Mittwoch, 1. Juni 2011

Nur Zuschauer?




Dank 3-D-Brillen ist es möglich, einen Film nicht bloss auf der Leinwand
anzuschauen, sondern sich mittendrin zu fühlen im Geschehen, hautnah dabei.
Und doch ist alles nur Illusion. Wenn der Film zu Ende ist, sitzen wir
Zuschauer immer noch in derselben Reihe auf dem gleichen Platz. Gott sei
Dank, möchte man sagen, denn wer weiss, ob wir aus so einem Film sonst
wieder heil herauskämen. Gott sei Dank auch, weil wir als Zuschauer nicht
schuldig werden können.

Im realen Leben geht das nicht. Wenn wir Zeugen eines Geschehens werden,
können wir nicht einfach nur Zaungäste bleiben.

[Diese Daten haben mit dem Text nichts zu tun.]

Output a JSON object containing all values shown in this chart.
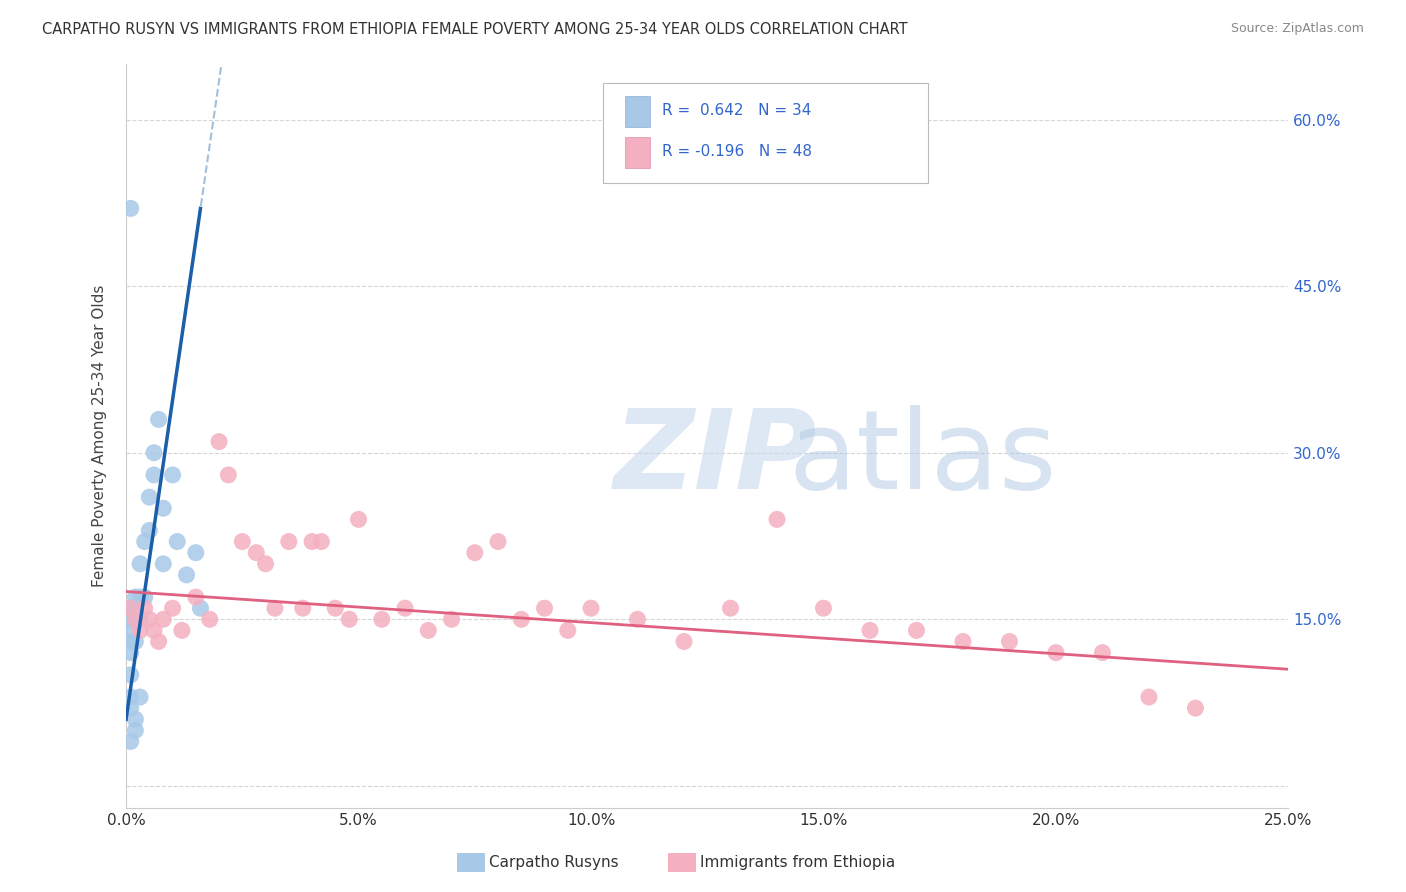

In der vergangenen Woche konnte ein psychisch kranker Mann in Basel von der
Polizei nach 48 Stunden endlich dazu bewogen werden, das Dach seines Hauses
zu verlassen. Das riesige Polizeiaufgebot war aber vor allem wegen der
unzähligen Gaffer nötig geworden.

Wer Zeuge wird, sollte die Rolle des Zuschauers aufgeben. Sonst bleibt es
beim Gaffen und Beklatschen, wie folgende kleine Geschichte zeigt:

In einer Stadt führte ein Seiltänzer in schwindelnder Höhe seine Kunststücke
vor. Zum Schluss die Hauptattraktion: Er schiebt eine Schubkarre über das
schwankende Seil. Als er sicher auf der anderen Seite angekommen ist, fragt
er die Zuschauer, ob sie es ihm zutrauen, die Karre auch wieder zurück zu
schieben. Die Menge klatscht begeistert Beifall. Dann fragt er einen
einzelnen, der unten am Mast steht: „Sie, trauen Sie es mir auch zu, dass
ich die Karre wieder zurückschiebe?“ „Aber sicher!“ ruft der zurück und
klatscht. Der Akrobat sagt: „Dann kommen Sie doch herauf und steigen Sie
ein, dann schiebe ich Sie hinüber!“ – „Nein“, sagt der erschrocken. So hatte
er es nicht gemeint, er wollte doch Zuschauer bleiben.